Quando uma bala de aço é disparada a alta velocidade contra um alvo de gelo cuja composição é semelhante à de um cometa, o choque provoca a formação de aminoácidos, os "tijolos de contrução" das proteínas que compõem os organismos vivos. Os resultados desta experiência foram publicados domingo online, num artigo na revista Nature Geoscience.
O que ela mostra é que, quando um cometa colide com um planeta (ou um asteróide com um planeta coberto de gelo), o local do impacto torna-se uma autêntica "fábrica" de moléculas básicas da vida. "Provámos pela primeira vez, de forma experimental, que o impacto de um cometa num planeta vai gerar aminoácidos", disse ao PÚBLICO Zita Martins, astrobióloga portuguesa e primeira autora do artigo, em conversa telefónica desde o Imperial College de Londres, onde trabalha. Diga-se de passagem que existem outras teorias sobre a origem da vida na Terra, mas que esta é por enquanto a única sustentada experimentalmente.
Os precursores orgânicos dos aminoácidos já tinham sido detectados nos cometas, mas tinha de haver um mecanismo energético capaz, a partir dessas moléculas muito simples, de sintetizar os complexos aminoácidos. A experiência agora realizada permitiu mostrar que o impacto de um cometa com a Terra fornece - e forneceu nos primórdios do nosso planeta - energia suficiente para alimentar essa química.
Já existiam simulações em computador dos efeitos de tais impactos, nomeadamente as de Nir Goldman, co-autor dos actuais resultados, do Laboratório Nacional Lawrence Livermore, na Califórna. Mas há alguns anos, conta-nos Zita Martins, Goldman e o outro co-autor principal do trabalho, Mark Price, da Universidade de Kent (Reino Unido), cruzaram-se num congresso e decidiram montar a experiência no laboratório de Price, que possuía o equipamento adequado. "Faltava uma pessoa perita em detectar aminoácidos e o Mark Price convidou-me", acrescenta.
Quando dispararam - com uma pistola especial de gás comprimido, instalada no laboratório da Universidade de Kent - projécteis de aço contra os alvos a velocidades superiores a 25 mil quilómetros por hora, os cientistas constataram que o impacto gerava aminoácidos como a glicina e a alanina, dois dos 20 aminoácidos do código genético.
Sabe-se que há entre 3,8 e 4,6 mil milhões de anos, a Terra foi bombardeada por cometas e meteoritos. Por isso, diz Zita Martins, os novos resultados mostram o papel fundamental que os cometas podem ter tido na origem da vida. E também é sabido que Encelado e Europa, luas de Saturno e Júpiter respectivamente, estão cobertas de gelo - o que, segundo a cientista, implica igualmente que a vida poderá ter surgido, nesses satélites naturais, sob o efeito do choque com asteróides rochosos. "Os nossos resultados aumentam substancialmente a probabilidade de a vida ter lá surgido", frisa. E de futuras missões espaciais para essas luas virem a detectar vida.

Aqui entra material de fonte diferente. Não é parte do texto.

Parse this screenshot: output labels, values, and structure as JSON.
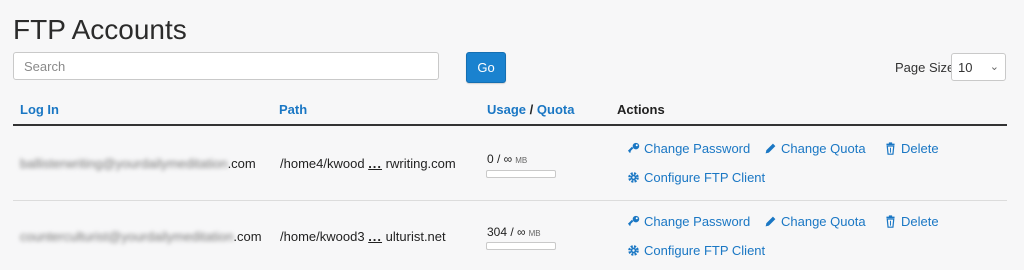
{
  "page": {
    "title": "FTP Accounts"
  },
  "search": {
    "placeholder": "Search",
    "go_label": "Go"
  },
  "page_size": {
    "label": "Page Size",
    "value": "10"
  },
  "columns": {
    "login": "Log In",
    "path": "Path",
    "usage": "Usage",
    "slash": "/",
    "quota": "Quota",
    "actions": "Actions"
  },
  "rows": [
    {
      "login_blurred": "ballisterwriting@yourdailymeditation",
      "login_suffix": ".com",
      "path_start": "/home4/kwood",
      "path_ellipsis": "...",
      "path_end": "rwriting.com",
      "usage": "0 / ∞",
      "usage_unit": "MB"
    },
    {
      "login_blurred": "counterculturist@yourdailymeditation",
      "login_suffix": ".com",
      "path_start": "/home/kwood3",
      "path_ellipsis": "...",
      "path_end": "ulturist.net",
      "usage": "304 / ∞",
      "usage_unit": "MB"
    }
  ],
  "actions": {
    "change_password": "Change Password",
    "change_quota": "Change Quota",
    "delete": "Delete",
    "configure": "Configure FTP Client"
  },
  "colors": {
    "link": "#1a77c4",
    "button": "#1a82cf"
  }
}
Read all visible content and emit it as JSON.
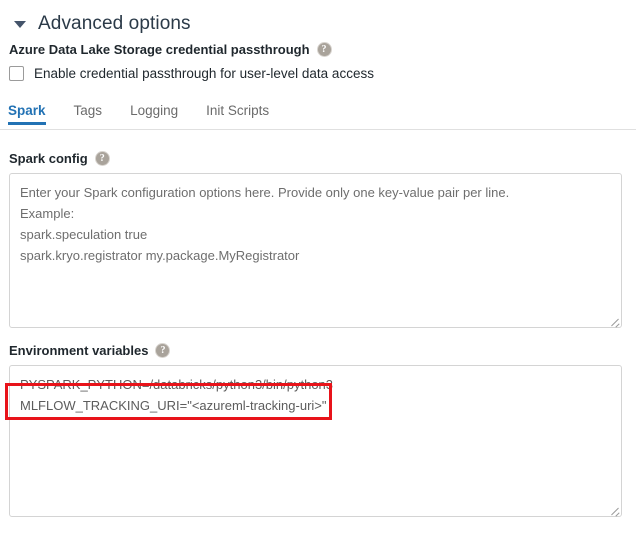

Zita Martins gosta de salientar que, ao passo que habitualmente os impactos de cometas estão associados à destruição da vida - como no caso da extinção dos dinossauros -, os novos resultados mostram que também contribuíram para a síntese dos blocos fundamentais da vida. Todavia, dos aminoácidos à vida "ainda faltam muitas peças para conseguirmos ver o puzzle completo", faz notar a cientista. Como próximo passo, a equipa tenciona tentar ver se é possível formar moléculas mais complexas, tais como proteínas, nos impactos - bem como os componentes do ADN, a molécula que contém o património genético dos seres vivos.
Para já, os cientistas querem estudar a formação de proteínas através do mesmo mecanismo, realizando, numa primeira fase, simulações para ver se ela é possível em teoria. Numa segunda fase, tal como agora, poderão vir a confirmar a realidade do processo através de experiências de balística. Mas isso exige tempo: "Para termos a certeza de que a formação de proteínas é devida ao impacto [e não à presença de proteínas nas amostras], temos de ter a certeza de que não há contaminação das nossas amostras de gelo. E também temos de preparar os gelos com as composições exactas." Zita Martins remete os resultados deste trabalho para daqui a mais "uns quantos anos".